Today I had lunch with Peggy Nolan, a woman who I can already tell is going to be an incredibly dynamic presence in my life. We connected because both her husband and her son-in-law are deployed National Guardsmen. She runs workshops for stepmothers and a whole host of other really cool stuff. (If you’re interested, she’s @toolboxgirl on Twitter.)
After discussing business for a while, the conversation naturally turned to love (doesn’t it always between two girls?)
It got me thinking about past relationships while I was driving home.
My most recent relationship (let’s call him Keith) was a mixed bag – he was very loving to me, but our life philosophies were so different that it’s breathtaking. He looked for the darkness in people (quite literally). I looked for the light. For that reason alone, it’s a wonder we lasted two years together.

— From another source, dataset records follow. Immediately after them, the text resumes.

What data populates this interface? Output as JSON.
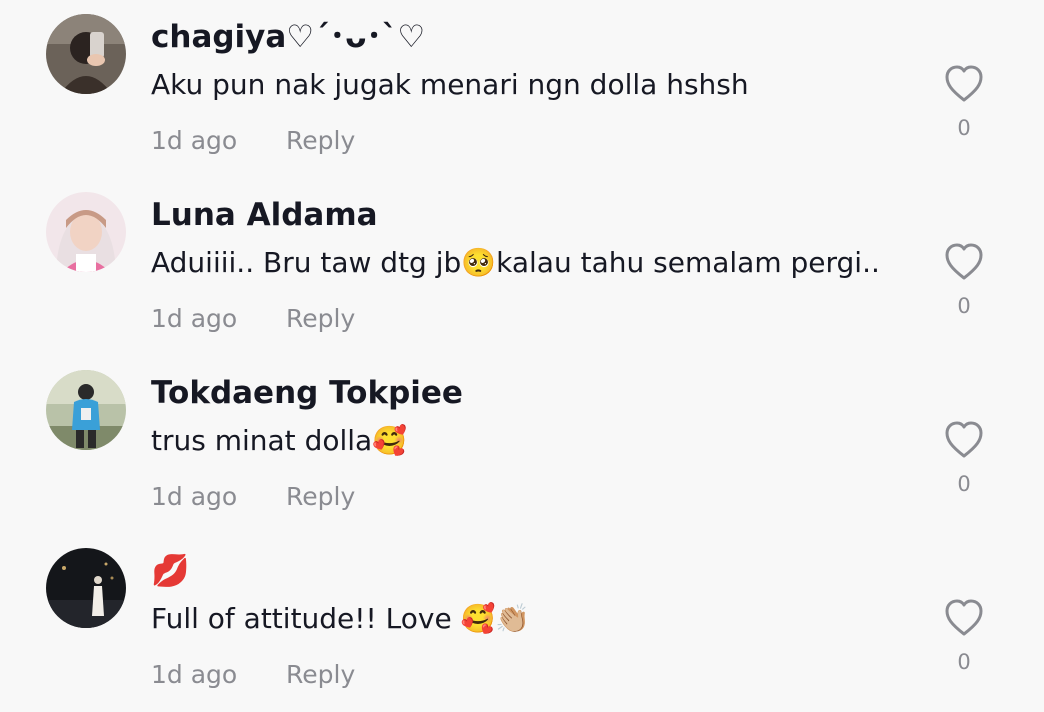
{
  "comments": [
    {
      "username": "chagiya♡´･ᴗ･`♡",
      "text": "Aku pun nak jugak menari ngn dolla hshsh",
      "time": "1d ago",
      "reply_label": "Reply",
      "likes": "0"
    },
    {
      "username": "Luna Aldama",
      "text": "Aduiiii.. Bru taw dtg jb🥺kalau tahu semalam pergi..",
      "time": "1d ago",
      "reply_label": "Reply",
      "likes": "0"
    },
    {
      "username": "Tokdaeng Tokpiee",
      "text": "trus minat dolla🥰",
      "time": "1d ago",
      "reply_label": "Reply",
      "likes": "0"
    },
    {
      "username": "💋",
      "text": "Full of attitude!! Love 🥰👏🏼",
      "time": "1d ago",
      "reply_label": "Reply",
      "likes": "0"
    }
  ],
  "icons": {
    "like": "heart-outline-icon"
  },
  "colors": {
    "background": "#f8f8f8",
    "username": "#161823",
    "secondary_text": "#8a8b91"
  }
}
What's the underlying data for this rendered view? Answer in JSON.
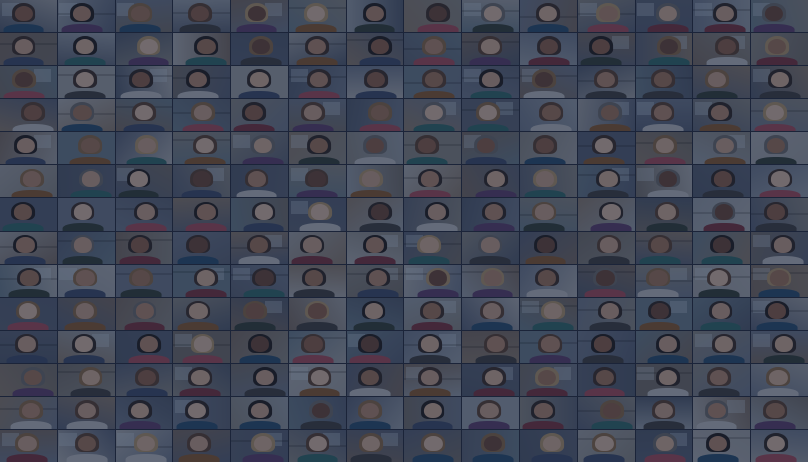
{
  "meeting": {
    "view_mode": "gallery",
    "rows": 14,
    "columns": 14,
    "participant_tiles_visible": 196
  },
  "palette": {
    "overlay_tint": "#18223a",
    "backgrounds": [
      "#6f7b8f",
      "#8a8a86",
      "#5b6476",
      "#9aa3ad",
      "#7a6d63",
      "#4f5a6d",
      "#a3a6a9",
      "#6a7f8e",
      "#8d7f70",
      "#566177",
      "#b0b3b6",
      "#74706b"
    ],
    "skins": [
      "#c9a48c",
      "#b58a70",
      "#8e6148",
      "#d7b39a",
      "#a27559",
      "#6b4633",
      "#e0c2ab"
    ],
    "hairs": [
      "#2b221d",
      "#5a3f2d",
      "#8c6a45",
      "#1b1716",
      "#b79a6d",
      "#6e6e6e",
      "#3a2a22"
    ],
    "clothes": [
      "#3b4a6b",
      "#7a2f3b",
      "#2f3c34",
      "#c0c4c8",
      "#5c3d6e",
      "#244d70",
      "#8a5a2b",
      "#3c3c3c",
      "#a84b5a",
      "#2d6a6a"
    ]
  }
}
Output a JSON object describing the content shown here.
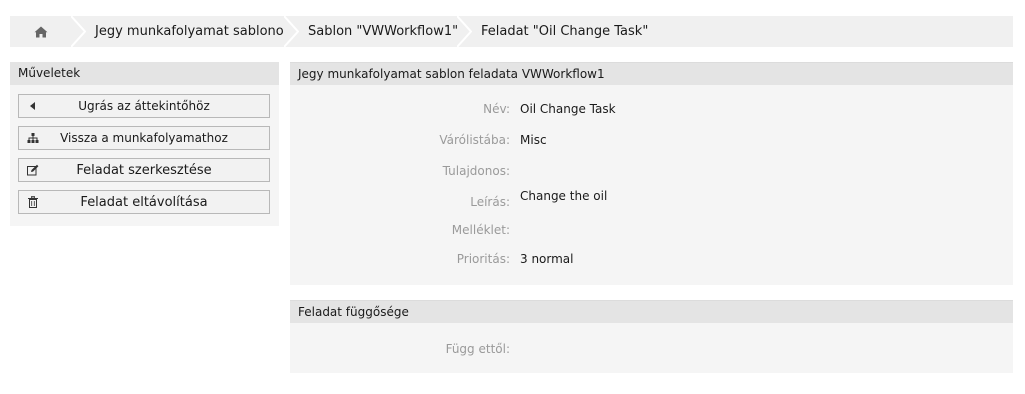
{
  "breadcrumb": {
    "home_icon": "home-icon",
    "items": [
      "Jegy munkafolyamat sablonok",
      "Sablon \"VWWorkflow1\"",
      "Feladat \"Oil Change Task\""
    ]
  },
  "sidebar": {
    "title": "Műveletek",
    "actions": [
      {
        "label": "Ugrás az áttekintőhöz",
        "icon": "caret-left-icon"
      },
      {
        "label": "Vissza a munkafolyamathoz",
        "icon": "sitemap-icon"
      },
      {
        "label": "Feladat szerkesztése",
        "icon": "edit-icon"
      },
      {
        "label": "Feladat eltávolítása",
        "icon": "trash-icon"
      }
    ]
  },
  "details": {
    "title": "Jegy munkafolyamat sablon feladata VWWorkflow1",
    "fields": [
      {
        "label": "Név:",
        "value": "Oil Change Task"
      },
      {
        "label": "Várólistába:",
        "value": "Misc"
      },
      {
        "label": "Tulajdonos:",
        "value": ""
      },
      {
        "label": "Leírás:",
        "value": "Change the oil"
      },
      {
        "label": "Melléklet:",
        "value": ""
      },
      {
        "label": "Prioritás:",
        "value": "3 normal"
      }
    ]
  },
  "dependency": {
    "title": "Feladat függősége",
    "fields": [
      {
        "label": "Függ ettől:",
        "value": ""
      }
    ]
  }
}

For many years I’ve made a practice of paying tolls for the car behind me. It’s not a big thing – with today’s gas prices, it’s barely a third of a gallon of gas. But it makes me feel good; hopefully it brings a smile to the recipient; and it brings a lot of pleasure to the toll-takers (they almost always thank me and say how wonderful it is.)
Keith had a major issue with all of this. He would say to me, “How do you know that the person you’re paying for deserves it?”
That question always stumped me – why would you assume that a stranger doesn’t deserve it? Who can be a judge to whether another person is deserving or not? And why would I curtail my own enjoyment in order to possibly avoid giving a gift to someone who might not appreciate it? Should their lack of appreciation affect my joy in giving? Not in the least. In fact, it’s my favorite kind of giving – the kind where there is no expectation (or possibility) of reciprocation.
More than once I’ve had cars chase me down the highway to wave and smile and mouth “thank you.” Just as often, I have no contact with the recipient at all.
So who isn’t deserving? Is it the business man who won’t notice the extra dollar, but will have a smile in the middle of a long day of meetings? Is it the mother who is scrounging for change while her baby screams in the backseat, and can have a moment of adult connection with the toll taker? Is it the kid who has turned to alcohol or drugs because he believes that no one in his world sees him or cares?
Are you willing to tell any of these people that they don’t matter enough for a small human kindness? Are you willing to tell them that someone else is more deserving of a moment of compassion, of a smile, of human connection?
I’m not willing to do that. Call me a “bleeding heart liberal” if you must. If I can bring one joyful moment to another person in their day, that’s worth a whole lot more than a dollar to me. And it’s selfish too – it brings a moment of joy into my world to do it.
Each time I pay a toll for someone, I love to imagine the phone conversation they’re going to have tonight with their husband or wife. “Guess what happened to me today?”
Who doesn’t deserve to have that conversation?
And I deserve to be with someone who enjoys and celebrates that part of me. We all do.